Obwohl in der Österr. Datenbank von Hypoxylon ticinense derzeit nur Funde aus Wien, Niederösterreich, der Steiermark und aus dem Burgenland aufscheinen, ist mein seltener Fund dieser wärmeliebenden Kohlenbeeren-Art garantiert kein Erstfund in Vorarlberg. Denn schon während der Exkursion des Pilzkundlichen Vereins Vorarlberg am 18. März 2017 in Gaißau (Rheinholz) fand Heidi Ulrich an Weißdorn (Crataegus) einige Stromata von Hypoxylon ticinense. Leider wurden damals Heidis Pilze trotz ihrer Einwände unrichtig als junge Exemplare des Polsterförmigen Feuerschwamms (Fomitiporia punctata) bezeichnet. Da sich Heidi weiterhin mit dieser Fehlbestimmung nicht zufrieden gab, ließ sie ihren Fund aus Vorarlberg vom bekannten Schweizer Mykologen Stefan Blaser nachbestimmen. Dieser erkannte ihn schon beim ersten Blick als Hypoxylon ticinense. Seither ist mir bekannt, dass dieser bisher nur aus dem Osten Österreichs bekannte Pilz auch in Vorarlberg gefunden werden kann und ich wünschte mir sehr, eines Tages seine Fruchtlager auch selber zu finden und dokumentieren zu können.
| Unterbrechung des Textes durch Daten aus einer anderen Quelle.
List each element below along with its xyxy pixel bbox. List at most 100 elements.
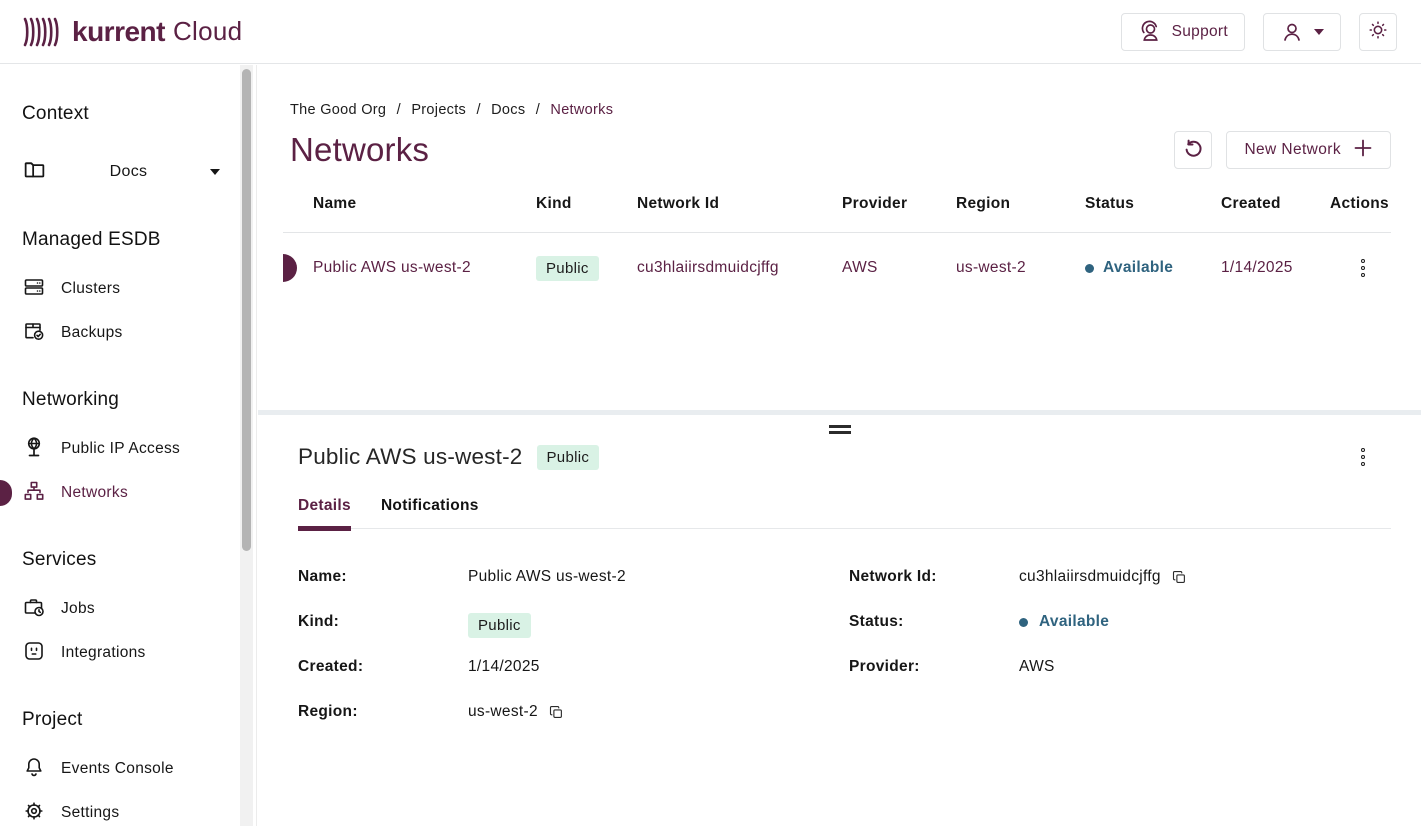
theme-toggle-button[interactable] bbox=[1359, 13, 1397, 51]
tab-notifications[interactable]: Notifications bbox=[381, 497, 479, 528]
field-kind: Kind: Public bbox=[298, 613, 849, 637]
field-created: Created: 1/14/2025 bbox=[298, 658, 849, 682]
detail-tabs: Details Notifications bbox=[298, 497, 1391, 529]
column-header-status: Status bbox=[1085, 195, 1221, 213]
logo-suffix-text: Cloud bbox=[173, 16, 242, 47]
globe-stand-icon bbox=[22, 435, 46, 464]
status-dot bbox=[1085, 264, 1094, 273]
column-header-actions: Actions bbox=[1330, 195, 1396, 213]
sun-icon bbox=[1367, 19, 1389, 44]
sidebar-heading-services: Services bbox=[22, 549, 256, 571]
networks-table: Name Kind Network Id Provider Region Sta… bbox=[283, 195, 1391, 303]
plus-icon bbox=[1353, 138, 1373, 163]
detail-title: Public AWS us-west-2 bbox=[298, 444, 523, 470]
breadcrumb: The Good Org / Projects / Docs / Network… bbox=[290, 102, 1391, 118]
breadcrumb-project-docs[interactable]: Docs bbox=[491, 102, 525, 118]
field-network-id: Network Id: cu3hlaiirsdmuidcjffg bbox=[849, 568, 1391, 592]
cell-provider: AWS bbox=[842, 259, 956, 277]
field-label: Provider: bbox=[849, 658, 1019, 676]
main-content: The Good Org / Projects / Docs / Network… bbox=[258, 65, 1421, 826]
support-label: Support bbox=[1172, 23, 1228, 41]
folder-icon bbox=[22, 157, 47, 187]
sidebar-item-public-ip-access[interactable]: Public IP Access bbox=[22, 435, 256, 463]
field-region: Region: us-west-2 bbox=[298, 703, 849, 727]
detail-kind-value-badge: Public bbox=[468, 613, 531, 638]
status-label: Available bbox=[1103, 259, 1173, 277]
detail-fields-right: Network Id: cu3hlaiirsdmuidcjffg Status: bbox=[849, 568, 1391, 748]
top-header: kurrent Cloud Support bbox=[0, 0, 1421, 64]
copy-network-id-button[interactable] bbox=[1172, 570, 1187, 585]
briefcase-clock-icon bbox=[22, 595, 46, 624]
active-item-indicator bbox=[0, 480, 12, 506]
field-provider: Provider: AWS bbox=[849, 658, 1391, 682]
sidebar-scrollbar-thumb[interactable] bbox=[242, 69, 251, 551]
networks-list-panel: The Good Org / Projects / Docs / Network… bbox=[258, 65, 1421, 410]
sidebar-item-events-console[interactable]: Events Console bbox=[22, 755, 256, 783]
breadcrumb-current: Networks bbox=[550, 102, 613, 118]
table-row[interactable]: Public AWS us-west-2 Public cu3hlaiirsdm… bbox=[283, 233, 1391, 303]
caret-down-icon bbox=[210, 169, 220, 175]
sidebar-item-label: Clusters bbox=[61, 280, 120, 298]
sidebar-heading-networking: Networking bbox=[22, 389, 256, 411]
tab-details[interactable]: Details bbox=[298, 497, 351, 528]
field-name: Name: Public AWS us-west-2 bbox=[298, 568, 849, 592]
sidebar-item-label: Settings bbox=[61, 804, 119, 822]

Außerdem halte ich den Begriff „Erstfund“ für ein ganzes Land ohnehin für verfehlt. Nur deswegen, weil in der Datenbank noch keine Fundmeldung zu einer speziellen Art für ein bestimmtes Gebiet aufscheint, kann doch niemand wissen, ob die betreffende Pilzart dort tatsächlich „noch nie“ gefunden wurde. Wie auch in diesem Beitrag berichtet, können Funde beispielsweise falsch bestimmt oder einfach nur für die Datenbank noch nicht gemeldet worden sein. Deshalb würde ich anstatt der oft überbewerteten Formulierung „Erstfund“ korrekterweise die Bezeichnung „Erstkartierung“ verwenden. Damit sollte so mancher Wunsch nach einer pilzkundlichen „Sensation“ ebenfalls befriedigt werden und die ehrliche Freude an einem seltenen Fund keineswegs geschmälert sein.